Die digitale Währung Bitcoin (l.) ist vor nicht ganz zehn Jahren entstanden. Die Bitcoins selbst werden in aufwändigen Rechenprozessen erzeugt. Auf Online-Plattformen können sie gegen klassische Währungen getauscht werden. Über die sogenannte Blockchain-Technologie, eine verschlüsselte Datenbank, werden sämtliche Transaktionen gespeichert. | © pixabay.com; freeimages9.com

Die digitale Währung Bitcoin (l.) ist vor nicht ganz zehn Jahren entstanden. Die Bitcoins selbst werden in aufwändigen Rechenprozessen erzeugt. Auf Online-Plattformen können sie gegen klassische Währungen getauscht werden. Über die sogenannte Blockchain-Technologie, eine verschlüsselte Datenbank, werden sämtliche Transaktionen gespeichert. Foto: pixabay.com; freeimages9.com

Daniel Marburger, Coininvest

„Der rasante Anstieg des Bitcoin-Kurses zieht auf der einen Seite viele Spekulanten an, beunruhigt andererseits aber viele Anleger, die bereits länger investiert sind“, sagt Coininvest-Chef Daniel Marburger. Diese Unruhe sei auf die enorme Wertsteigerung der Digitalwährung zurückzuführen. War ein Bitcoin Ende 2010 „nur“ 0,30 US-Dollar wert, notierte die Währung zu Jahresbeginn bereits bei rund 900 Dollar. Seither hat die Kursentwicklung weiter Fahrt aufgenommen, ein Bitcoin wird derzeit mit mehr als 2.800 Dollar bewertet.

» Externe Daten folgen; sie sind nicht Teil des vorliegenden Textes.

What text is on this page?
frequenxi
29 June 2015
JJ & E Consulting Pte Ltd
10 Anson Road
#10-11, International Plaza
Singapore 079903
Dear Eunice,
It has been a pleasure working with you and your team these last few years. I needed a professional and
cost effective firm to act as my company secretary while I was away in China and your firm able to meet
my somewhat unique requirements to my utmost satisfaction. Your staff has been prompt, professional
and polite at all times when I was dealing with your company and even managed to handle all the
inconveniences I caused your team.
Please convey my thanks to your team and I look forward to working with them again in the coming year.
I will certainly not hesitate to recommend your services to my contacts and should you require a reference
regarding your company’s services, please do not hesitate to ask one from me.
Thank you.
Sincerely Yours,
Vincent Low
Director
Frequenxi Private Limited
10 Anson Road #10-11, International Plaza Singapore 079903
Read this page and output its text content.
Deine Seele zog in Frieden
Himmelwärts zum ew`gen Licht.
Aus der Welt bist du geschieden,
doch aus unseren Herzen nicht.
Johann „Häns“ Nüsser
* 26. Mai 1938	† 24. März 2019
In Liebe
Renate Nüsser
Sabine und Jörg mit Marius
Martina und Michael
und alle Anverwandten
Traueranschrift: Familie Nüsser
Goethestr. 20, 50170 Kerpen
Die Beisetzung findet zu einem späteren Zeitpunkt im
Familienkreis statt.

Gold als Bitcoin-Alternative

„Nach dieser außergewöhnlichen Kursrallye ist es durchaus nachvollziehbar, wenn Anleger zumindest einen Teil ihrer Gewinne sichern wollen“, erläutert Marburger. Ebenfalls nicht zu vernachlässigen sei der Umstand, dass Verkäufer für einen Bitcoin inzwischen zwei Feinunzen Gold erhalten: „Das ist abseits anlagestrategischer Überlegungen ebenfalls eine Motivation, jetzt umzusteigen.“ Marburger beobachtet bereits seit Anfang April ein Anziehen der in der Kryptowährung getätigten Umsätze. 

Für den Bitcoin-Eigner stellt sich in der gegenwärtigen Situation die Frage, welche Optionen sich für den Exit aus dem Bitcoin bieten. Der klassische Nutzer ist kein Spekulant, sondern jemand, der dem Fiatgeld, also klassischen Währungen ohne inneren Wert, misstraut. Zugleich reizt Viele die Idee einer Währung, die nicht von Staaten oder Banken reguliert wird. „Bei diesem klaren Nein zum Bargeld ist Gold die naheliegende Alternative“, weiß Marburger aus Erfahrung. Die momentan von CoinInvest belieferten Bitcoin-Anleger kämen dabei aus fast allen europäischen Ländern.